Review By Don Sloan
This is a book filled with hope and elation, but tempered cruelly with despair. It soars to great heights of the human spirit, and trudges through the troughs of profound unhappiness and injustice.
Often, the stories are hard to read, as the author’s lead characters — all women of Zimbabwe — struggle just to survive another day, in the jungle physically or metaphorically. In many cases, they have no say in how they are treated, or what happens to them — even in the smallest matters.
In the story “Angels in Hell,” a young woman complains when her name is changed at her christening to Maria. She bitterly says, “It is not a bad name, but I do not like it. It makes me feel like a sold cow to which the owner gives a new name.”

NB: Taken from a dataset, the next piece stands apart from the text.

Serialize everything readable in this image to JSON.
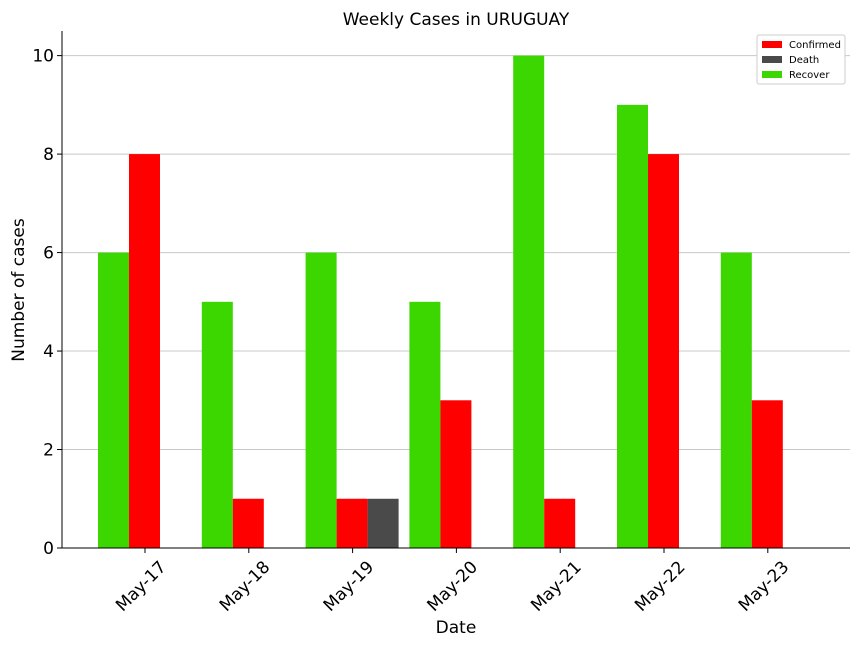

Indeed, so much of a woman’s existence in this third-world country is beyond her control that one wonders how they ever put a smile on their faces.
And yet, some do.
In “Poignant Shadows,” a housewife much like any other around the world, is bustling about, getting her children ready for school in the city. She calls for her husband twice to get up; then, in exasperation, goes into the bedroom to wake him:
“I move closer with caution, ready to flee. But he strikes when I least expect it and grabs me, and I laugh, even though he always does that. We have been together twenty years now, but he clings to the small things that make me laugh.”
And much later, in “I Am Not Your Mother,” a young woman struggles to escape the consequences inflicted on her by a recalcitrant sibling — her only sister. And a bad lot she is.
One day she runs away, leaving her illegitimate daughter for the poor young woman to raise. The situation is dire; yet the author chooses to highlight the innocence of the child, who knows nothing of her mother’s worthlessness. The writing here — as in so much of this remarkable book — is lyrical:
“She reminds me of someone, an elusive face that is hidden in the soft contours of the baby fat. A shadow that lurks behind the soft skin that is peeling off, and the unseeing eyes that blink in the soft light of the day…”
Other reviewers have focused only on the harsh and alien culture that needlessly inflicts Zimbabwe’s women with unspeakable harshness. And that is true.
But there is also much in these writings that speak eloquently of the triumphs of the heart — a trait shared universally by strong women everywhere.
Five stars to this fine collection of stories. They spoke to me in ways only great literature can do. That this book is the product of a person whose native language is not English makes it all the more singular.